Implementation:Turboderp org Exllamav2 Attn Params

Knowledge Sources	Turboderp_org_Exllamav2
Domains	Attention, Inference Parameters
Last Updated	2026-02-15 00:00 GMT

Overview

Params and PagedParams manage attention mask construction, positional encoding offsets, and sequence metadata required by every attention layer during forward passes through ExLlamaV2 models.

Description

The Params class is the standard attention-parameter container used during non-paged inference. It tracks the current batch_size, seq_len, past_len (or a list of past lengths when using multiple caches via multi_cache), an optional input_mask for non-causal attention patterns, position_offsets for batched sequences of differing lengths, and alt_rope_embed / rope_offsets for alternative rotary positional embedding schemes. The class lazily builds causal attention masks via build_single_attn_mask() and caches them for reuse across layers. When tensor parallelism is active, prep_tp() replicates position offsets and past-length tensors to every device in the KV split.

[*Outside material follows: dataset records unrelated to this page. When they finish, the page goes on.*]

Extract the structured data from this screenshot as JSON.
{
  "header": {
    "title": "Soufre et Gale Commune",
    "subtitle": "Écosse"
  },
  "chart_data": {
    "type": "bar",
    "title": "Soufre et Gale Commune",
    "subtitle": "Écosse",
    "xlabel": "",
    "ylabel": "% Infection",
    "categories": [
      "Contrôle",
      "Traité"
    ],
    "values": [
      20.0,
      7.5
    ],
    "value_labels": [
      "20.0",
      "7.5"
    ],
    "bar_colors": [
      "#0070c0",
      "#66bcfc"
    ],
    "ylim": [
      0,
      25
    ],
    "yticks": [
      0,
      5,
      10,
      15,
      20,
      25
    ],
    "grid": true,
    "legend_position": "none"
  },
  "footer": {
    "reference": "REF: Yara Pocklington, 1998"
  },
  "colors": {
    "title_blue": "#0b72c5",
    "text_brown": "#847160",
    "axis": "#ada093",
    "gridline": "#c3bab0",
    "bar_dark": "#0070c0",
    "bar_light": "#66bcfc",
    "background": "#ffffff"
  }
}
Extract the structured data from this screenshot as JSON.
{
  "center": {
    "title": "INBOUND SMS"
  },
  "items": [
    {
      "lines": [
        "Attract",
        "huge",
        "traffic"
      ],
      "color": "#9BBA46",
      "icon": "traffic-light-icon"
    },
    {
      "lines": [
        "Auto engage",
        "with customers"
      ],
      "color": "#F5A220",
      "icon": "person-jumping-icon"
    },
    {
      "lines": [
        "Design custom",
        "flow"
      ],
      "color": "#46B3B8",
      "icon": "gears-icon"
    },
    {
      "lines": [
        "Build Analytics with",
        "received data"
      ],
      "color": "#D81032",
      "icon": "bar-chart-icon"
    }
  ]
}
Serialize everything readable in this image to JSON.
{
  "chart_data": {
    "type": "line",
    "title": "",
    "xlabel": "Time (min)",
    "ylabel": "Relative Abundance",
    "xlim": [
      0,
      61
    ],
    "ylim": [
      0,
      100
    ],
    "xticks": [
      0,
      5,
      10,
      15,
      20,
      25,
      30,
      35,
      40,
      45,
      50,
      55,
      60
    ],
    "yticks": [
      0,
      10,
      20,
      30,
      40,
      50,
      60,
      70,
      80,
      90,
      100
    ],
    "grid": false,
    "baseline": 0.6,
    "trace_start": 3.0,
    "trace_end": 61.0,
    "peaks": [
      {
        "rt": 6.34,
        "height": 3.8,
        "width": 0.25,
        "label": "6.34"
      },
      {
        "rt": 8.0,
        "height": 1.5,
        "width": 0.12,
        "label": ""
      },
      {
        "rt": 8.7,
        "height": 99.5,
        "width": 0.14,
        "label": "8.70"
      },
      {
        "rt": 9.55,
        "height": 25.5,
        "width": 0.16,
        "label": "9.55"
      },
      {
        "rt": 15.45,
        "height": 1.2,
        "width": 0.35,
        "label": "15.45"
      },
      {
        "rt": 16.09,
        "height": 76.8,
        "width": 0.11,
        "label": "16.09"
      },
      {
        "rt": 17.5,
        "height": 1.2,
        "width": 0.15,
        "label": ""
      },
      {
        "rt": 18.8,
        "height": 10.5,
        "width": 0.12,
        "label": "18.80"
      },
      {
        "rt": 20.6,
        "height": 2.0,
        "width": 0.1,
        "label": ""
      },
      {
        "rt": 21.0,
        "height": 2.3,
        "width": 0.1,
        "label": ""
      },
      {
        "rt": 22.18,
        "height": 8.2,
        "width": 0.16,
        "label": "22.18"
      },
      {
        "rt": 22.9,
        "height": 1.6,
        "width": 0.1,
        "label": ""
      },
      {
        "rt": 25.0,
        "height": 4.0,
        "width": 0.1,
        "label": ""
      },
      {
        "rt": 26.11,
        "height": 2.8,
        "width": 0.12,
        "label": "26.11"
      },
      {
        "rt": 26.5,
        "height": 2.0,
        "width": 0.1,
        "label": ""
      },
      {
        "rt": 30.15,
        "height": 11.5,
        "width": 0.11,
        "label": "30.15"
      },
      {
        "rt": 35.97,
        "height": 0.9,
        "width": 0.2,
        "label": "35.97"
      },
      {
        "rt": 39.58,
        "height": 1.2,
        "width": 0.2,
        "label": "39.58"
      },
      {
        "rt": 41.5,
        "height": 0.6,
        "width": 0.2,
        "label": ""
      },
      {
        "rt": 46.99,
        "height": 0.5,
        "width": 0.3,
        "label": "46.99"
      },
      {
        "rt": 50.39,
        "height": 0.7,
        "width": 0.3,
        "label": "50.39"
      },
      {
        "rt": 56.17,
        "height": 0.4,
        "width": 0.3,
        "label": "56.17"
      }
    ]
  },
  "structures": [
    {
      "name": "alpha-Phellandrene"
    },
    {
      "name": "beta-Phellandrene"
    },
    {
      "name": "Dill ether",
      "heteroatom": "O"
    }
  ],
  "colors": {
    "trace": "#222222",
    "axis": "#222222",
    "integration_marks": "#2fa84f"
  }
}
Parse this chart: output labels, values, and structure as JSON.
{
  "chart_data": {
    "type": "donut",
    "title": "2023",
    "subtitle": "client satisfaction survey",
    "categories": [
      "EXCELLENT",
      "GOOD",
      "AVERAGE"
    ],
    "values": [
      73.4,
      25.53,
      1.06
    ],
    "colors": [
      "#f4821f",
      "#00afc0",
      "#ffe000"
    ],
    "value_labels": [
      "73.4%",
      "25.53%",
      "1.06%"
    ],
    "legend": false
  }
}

PagedParams extends Params with paged-attention metadata: a block_index tensor mapping virtual pages to physical cache blocks, cache_seqlens per batch element, max_cache_seqlen, and page_size. It also detects whether the block layout is sequential (contiguous physical pages) to enable optimised sequential-write paths. PagedParams overrides get_attn_mask() to raise NotImplementedError because paged attention kernels compute masking internally. It also provides its own prep_tp() that distributes block indices and cache sequence lengths across GPU devices.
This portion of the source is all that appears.